The women of the shore did not go outside except to hang their washing, go to mass, or get groceries. So they did not see the wildflowers Marianne saw. New wildflowers appeared all spring and summer long, until by August there were wild roses, yellow wild peas, blue wild peas, forget-me-nots, chuckley pear flowers, and, in Marianne's garden, her favourite flower, sweet william. Could Mrs. Halloran really mean to sell the grass and all its little wildflowers off her dead husband's meadow?

“I might go over after we're finished this,” Marianne said, “and pick some of the sorrel on Leonard's meadow, if you don't mind.”

“Sorrel?”

“It's a wild plant. The leaves are pointy with two spurs. I put it in soup. It adds a sour taste.” Putting wild plants in food was something Marianne knew set her apart as a bit of a wing nut in the cove. But she'd been looking at the sorrel and thinking how it had grown, and now if someone was going to somehow take away the grass …

“Sour? Them tall ones with the heads you can rub apart like red powder?”

“Yes.”

“Sallysuckers, we called them, when we were young. We didn't put them in any soup though. We ate them out of our hands. Hungry, we'd devour anything. We were never in the house in those days, even when we were older, fifteen, sixteen, seventeen. Even for awhile after we all got married. I don't know what happened to us.”

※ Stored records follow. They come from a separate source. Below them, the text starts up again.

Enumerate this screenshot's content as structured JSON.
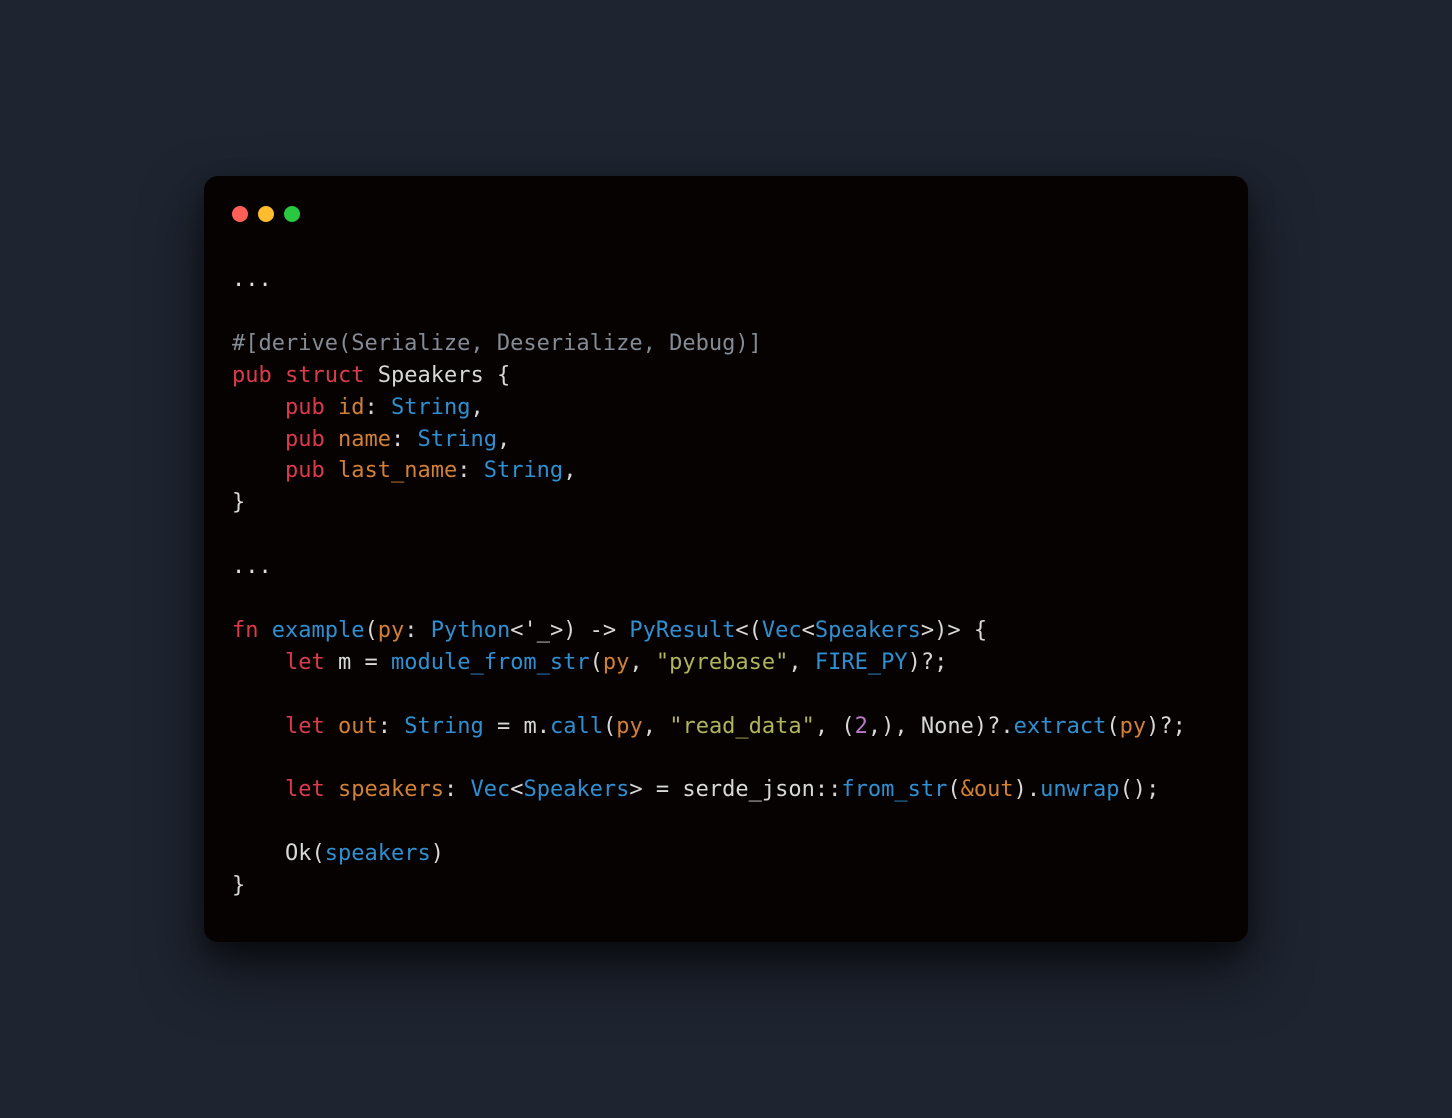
{
  "traffic_lights": {
    "red": "#ff5f57",
    "yellow": "#febc2e",
    "green": "#28c840"
  },
  "code": {
    "ellipsis1": "...",
    "derive_attr": "#[derive(Serialize, Deserialize, Debug)]",
    "kw_pub": "pub",
    "kw_struct": "struct",
    "struct_name": "Speakers",
    "brace_open": " {",
    "brace_close": "}",
    "field1_name": "id",
    "field2_name": "name",
    "field3_name": "last_name",
    "type_String": "String",
    "colon": ":",
    "comma": ",",
    "ellipsis2": "...",
    "kw_fn": "fn",
    "fn_name": "example",
    "param_py": "py",
    "type_Python": "Python",
    "lifetime": "<'_>",
    "arrow": " -> ",
    "type_PyResult": "PyResult",
    "lt": "<",
    "gt": ">",
    "paren_open": "(",
    "paren_close": ")",
    "type_Vec": "Vec",
    "type_Speakers": "Speakers",
    "kw_let": "let",
    "var_m": "m",
    "eq": " = ",
    "fn_module_from_str": "module_from_str",
    "str_pyrebase": "\"pyrebase\"",
    "const_FIRE_PY": "FIRE_PY",
    "qmark_semi": "?;",
    "var_out": "out",
    "dot": ".",
    "fn_call": "call",
    "str_read_data": "\"read_data\"",
    "num_2": "2",
    "none": "None",
    "fn_extract": "extract",
    "var_speakers": "speakers",
    "path_serde_json": "serde_json",
    "dcolon": "::",
    "fn_from_str": "from_str",
    "amp_out": "&out",
    "fn_unwrap": "unwrap",
    "empty_args": "()",
    "semi": ";",
    "Ok": "Ok",
    "indent": "    ",
    "indent2": "        "
  }
}
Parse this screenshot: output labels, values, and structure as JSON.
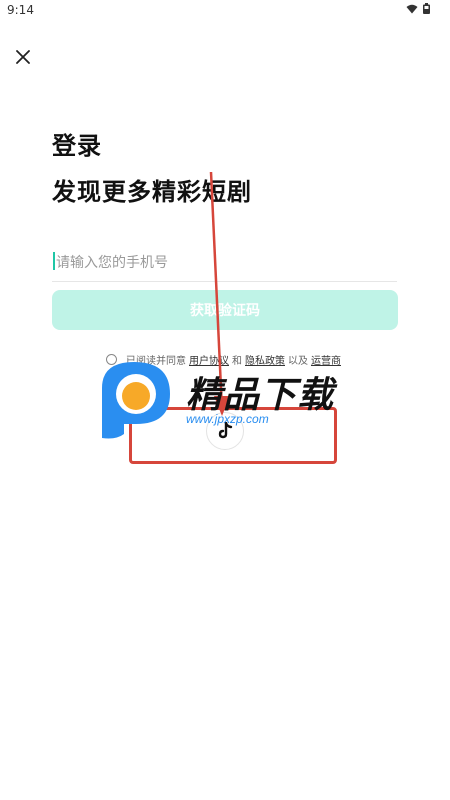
{
  "status_bar": {
    "time": "9:14"
  },
  "header": {
    "close_icon": "close-icon"
  },
  "main": {
    "title": "登录",
    "subtitle": "发现更多精彩短剧",
    "phone_placeholder": "请输入您的手机号",
    "phone_value": "",
    "code_button": "获取验证码",
    "agreement": {
      "prefix": "已阅读并同意",
      "user_agreement": "用户协议",
      "and": "和",
      "privacy_policy": "隐私政策",
      "and_also": "以及",
      "operator": "运营商"
    },
    "third_party_login_icon": "douyin-icon"
  },
  "watermark": {
    "brand": "精品下载",
    "url": "www.jpxzp.com"
  },
  "colors": {
    "accent": "#1fc6a6",
    "button_disabled": "#bff3e7",
    "annotation": "#d6463b",
    "watermark_orange": "#f7a928",
    "watermark_blue": "#2a8ef0"
  }
}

“You and Mary and Margaret?”

“Outdoors all the time, yes. Myself and Mary and Marg. With our bamboo fishing poles. We'd go to Spur Cove Pond and we'd get the biggest kind of trout. One summer Mary and Marg were both pregnant. I used to have to climb up in the trees to fetch their hooks. We were different then. We're all big now. Skinny? How skinny were we, especially Mary, and you know how big she is now. I brought a baking powder cake one day, a great big one, and Mary sat by the pond and ate that whole cake. I didn't want any. But she could eat the works. My what a laugh we'd have then, the three of us in at that pond, with me crawling around up in the trees.”